Proulx Amy K, Reddy Manju B
Department of Food Science and Human Nutrition, Iowa State University, Ames, Iowa 50011, USA.
J Agric Food Chem. 2006 Feb 22;54(4):1518-22. doi: 10.1021/jf052268l.
Heme iron has been identified in many plant sources-most commonly in the root nodules of leguminous plants, such as soy. Our objective was to test the effectiveness of soy root nodule (SRN) and purified soy hemoglobin (LHb) in improving iron bioavailability using an in vitro Caco-2 cell model, with ferritin response as the bioavailability index. We assessed bioavailability of iron from LHb (either partially purified (LHbA) or purified (LHbD)) with and without food matrix and compared it with that from bovine hemoglobin (BHb), ferrous sulfate (FeSO4), or SRN. Bioavailability of each treatment was normalized to 100% of the FeSO4 treatment. When iron sources were tested alone (100 ug iron/mL), ferritin synthesis by LHbD and BHb were 19% (P > 0.05) and 113% (P < 0.001) higher than FeSO4, respectively. However, when iron sources were used for fortification of maize tortillas (50 ppm), LHbA and BHb showed similar bioavailability, being 27% (P < 0.05) and 33% (P < 0.05) higher than FeSO4. Heat treatment had no effect on heme iron but had a significant reduction on FeSO4 bioavailability. Adding heme (LHbA) iron with nonheme (FeSO4) had no enhancement on nonheme iron absorption. Our data suggest that heme iron from plant sources may be a novel value-added product that can provide highly bioavailable iron as a food fortificant.

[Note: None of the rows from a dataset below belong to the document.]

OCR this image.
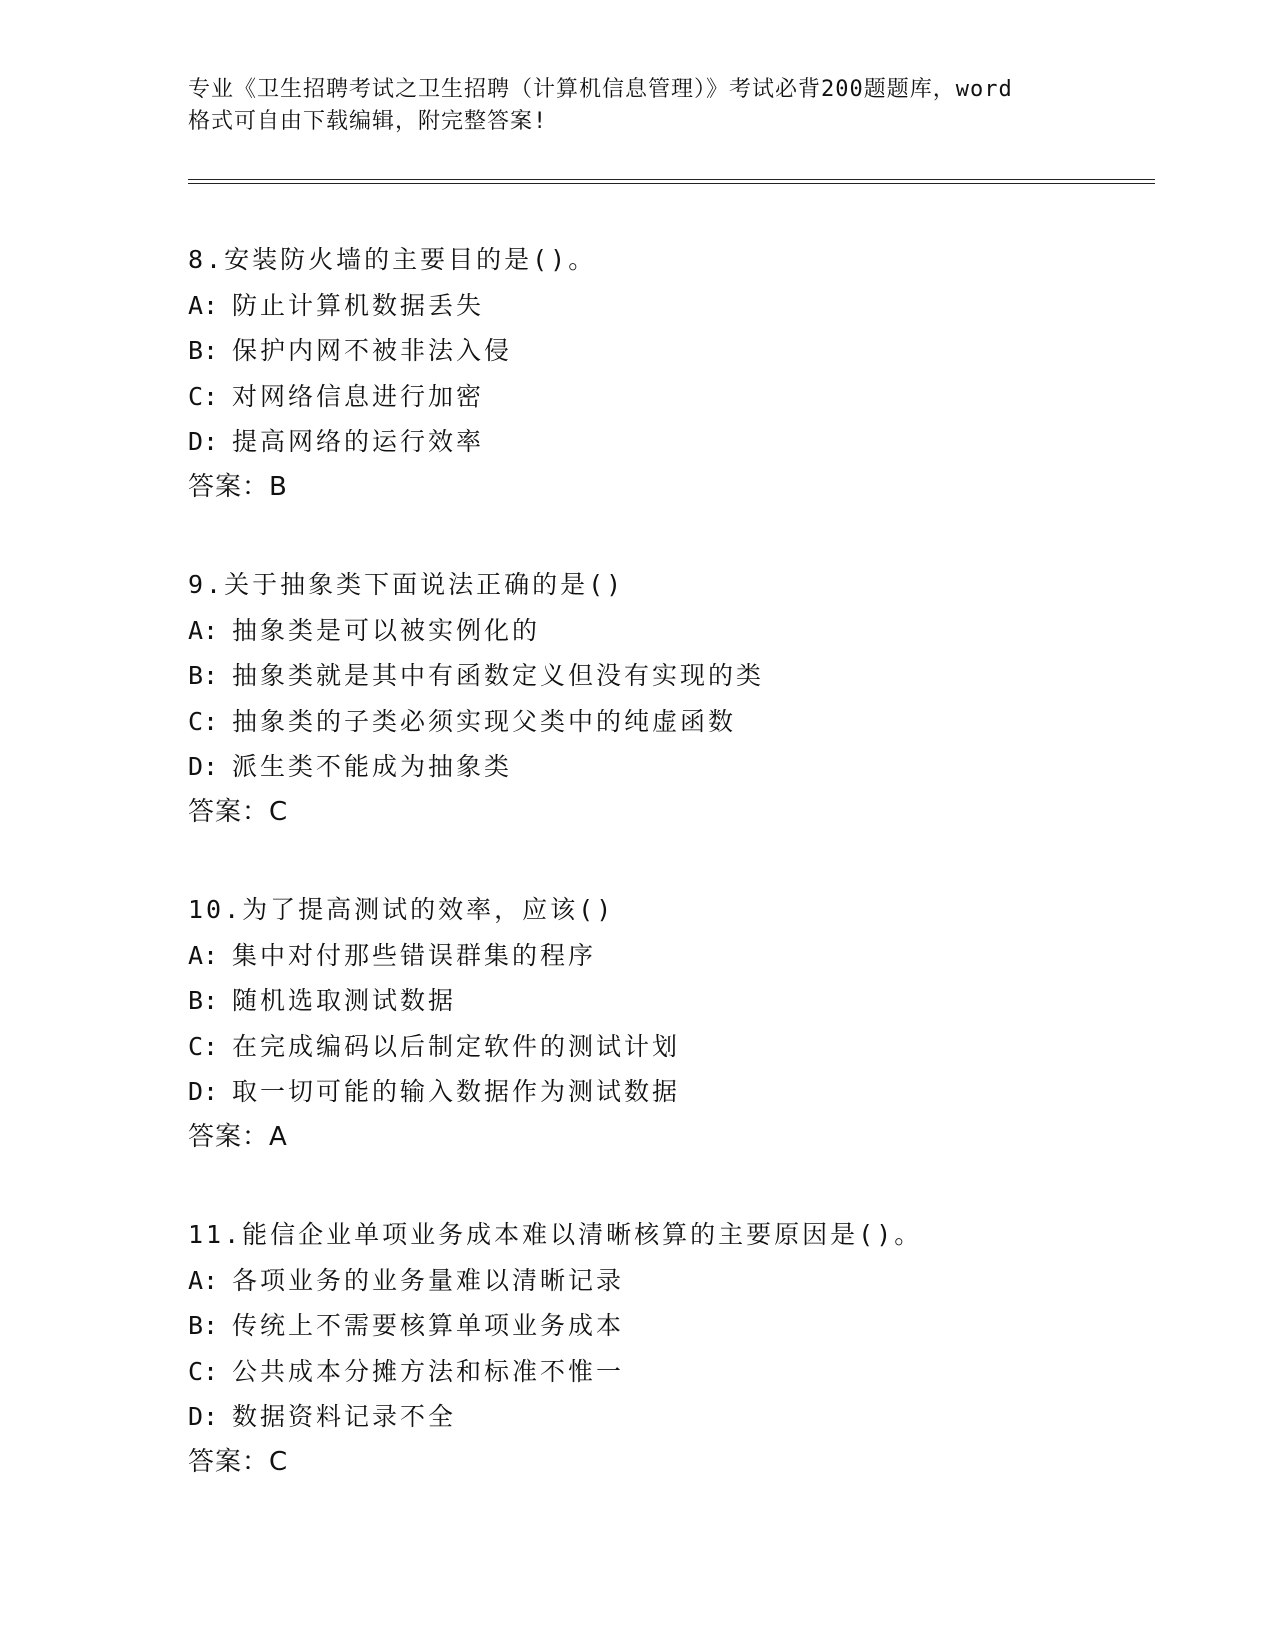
专业《卫生招聘考试之卫生招聘（计算机信息管理）》考试必背200题题库，word
格式可自由下载编辑，附完整答案!
8.安装防火墙的主要目的是()。
A: 防止计算机数据丢失
B: 保护内网不被非法入侵
C: 对网络信息进行加密
D: 提高网络的运行效率
答案：B
9.关于抽象类下面说法正确的是()
A: 抽象类是可以被实例化的
B: 抽象类就是其中有函数定义但没有实现的类
C: 抽象类的子类必须实现父类中的纯虚函数
D: 派生类不能成为抽象类
答案：C
10.为了提高测试的效率，应该()
A: 集中对付那些错误群集的程序
B: 随机选取测试数据
C: 在完成编码以后制定软件的测试计划
D: 取一切可能的输入数据作为测试数据
答案：A
11.能信企业单项业务成本难以清晰核算的主要原因是()。
A: 各项业务的业务量难以清晰记录
B: 传统上不需要核算单项业务成本
C: 公共成本分摊方法和标准不惟一
D: 数据资料记录不全
答案：C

已在许多植物来源中发现血红素铁,最常见于豆科植物(如大豆)的根瘤中。我们的目标是使用体外Caco-2细胞模型,以铁蛋白反应作为生物利用度指标,测试大豆根瘤(SRN)和纯化的大豆血红蛋白(LHb)在提高铁生物利用度方面的有效性。我们评估了有或没有食物基质情况下,LHb(部分纯化的(LHbA)或纯化的(LHbD))中铁的生物利用度,并将其与牛血红蛋白(BHb)、硫酸亚铁(FeSO4)或SRN的生物利用度进行比较。每种处理的生物利用度均以FeSO4处理的100%进行标准化。当单独测试铁源(100μg铁/ mL)时,LHbD和BHb的铁蛋白合成分别比FeSO4高19%(P>0.05)和113%(P<0.001)。然而,当将铁源用于强化玉米饼(50 ppm)时,LHbA和BHb表现出相似的生物利用度,分别比FeSO4高27%(P<0.05)和33%(P<0.05)。热处理对血红素铁没有影响,但显著降低了FeSO4的生物利用度。添加血红素(LHbA)铁和非血红素(FeSO4)铁对非血红素铁的吸收没有增强作用。我们的数据表明,来自植物来源的血红素铁可能是一种新型增值产品,可作为食品强化剂提供高生物利用度的铁。